Exp Clin Endocrinol Diabetes 2014; 122 - OP4_13
DOI: 10.1055/s-0034-1371988

The hepatokine fetuin-A associates with insulin resistance and induces inflammation but selectively improves cAMP-dependent insulin secretion of human islets

G Kaiser 1, 2, F Gerst 1, 2, N Stefan 1, 2, S Ullrich 1, 2, HU Haering 1, 2
  • 1University of Tuebingen, Department of Internal Medicine IV, Division of Endocrinology, Diabetology, Vascular Medicine, Nephrology and Clinical Chemistry, Tuebingen, Germany
  • 2Institute for Diabetes Research and Metabolic Diseases of the Helmholtz Centre Munich at the University of Tuebingen (IDM), Partner in the German Center for Diabetes Research (DZD), Tuebingen, Germany

Nonalcoholic fatty liver disease leads to an altered secretion of proteins, so called hepatokines. Previously, we found that increased plasma levels of the hepatokine fetuin-A strongly predicts the incidence of type-2 diabetes in humans. Fetuin-A inhibits insulin receptor signaling and augments inflammation. Interestingly, fatty acid-induced activation of TLR4 has been found to depend on fetuin-A. In humans with impaired glucose tolerance, plasma fetuin-A levels negatively correlate with insulin secretion. The present study aims to examine effects of fetuin-A in human islets.
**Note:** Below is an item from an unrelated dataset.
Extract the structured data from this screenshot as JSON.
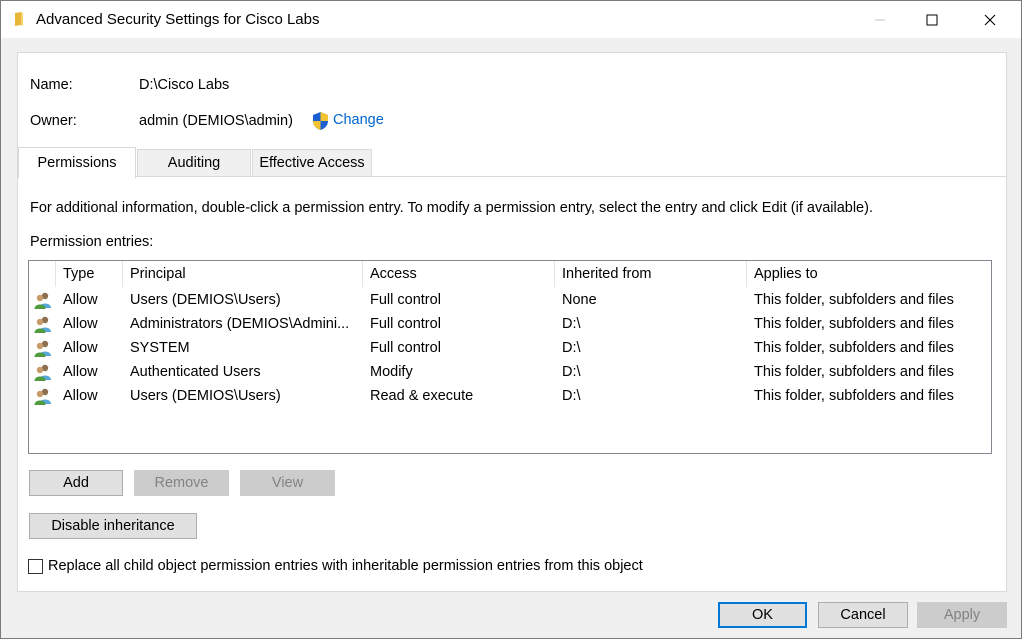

Isolated islets from mouse and human donors received from the European Centers of Islet Transplantation (ECIT) were cultured in CMRL-1066 medium supplemented either with 0.6 mg/ml human fetuin-A or serum albumin as control for 48h. Changes in gene expression were analyzed by microarray and real-time PCR. Apoptotic cell death was estimated by TUNEL staining of isolated islets cells. Insulin secretion was evaluated by radioimmunoassay after static incubation of batches of 10 islets/0.5 ml modified Krebs-Ringer-bicarbonate buffer in the presence of test substances.
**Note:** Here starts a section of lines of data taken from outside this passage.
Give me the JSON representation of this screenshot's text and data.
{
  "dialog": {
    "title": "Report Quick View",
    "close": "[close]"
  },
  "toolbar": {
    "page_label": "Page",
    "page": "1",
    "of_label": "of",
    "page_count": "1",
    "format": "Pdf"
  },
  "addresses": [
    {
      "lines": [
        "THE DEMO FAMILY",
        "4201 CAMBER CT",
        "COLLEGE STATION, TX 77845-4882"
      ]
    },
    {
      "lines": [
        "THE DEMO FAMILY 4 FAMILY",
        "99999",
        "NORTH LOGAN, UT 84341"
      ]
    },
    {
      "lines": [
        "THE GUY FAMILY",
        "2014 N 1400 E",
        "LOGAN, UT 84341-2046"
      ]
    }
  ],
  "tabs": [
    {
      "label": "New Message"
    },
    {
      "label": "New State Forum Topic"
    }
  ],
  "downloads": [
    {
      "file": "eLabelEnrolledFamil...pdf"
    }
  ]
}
Fetuin-A increased 2-fold the production of interleukins, IL33, IL1b, IL24 and IL17RB, in human islets, and decreased the mRNA of CXCL10 and CXCL9 by 74% and 48%, respectively. Fetuin-A did not increase cell death under control culture conditions but reduced palmitic acid-induced apoptosis. Furthermore, glucose-induced insulin secretion and the augmentation by palmitate were not affected by fetuin-A. Most surprisingly, cAMP-induced potentiation of insulin secretion by 10µM forskolin was 4-fold higher in fetuin-A treated than in control islets.

These results suggest that fetuin-A affects the production of interleukins and cytokines in human islets but this effect does not contribute to palmitate-induced beta-cell death. In contrast, fetuin-A improved cAMP-dependent amplification of insulin secretion.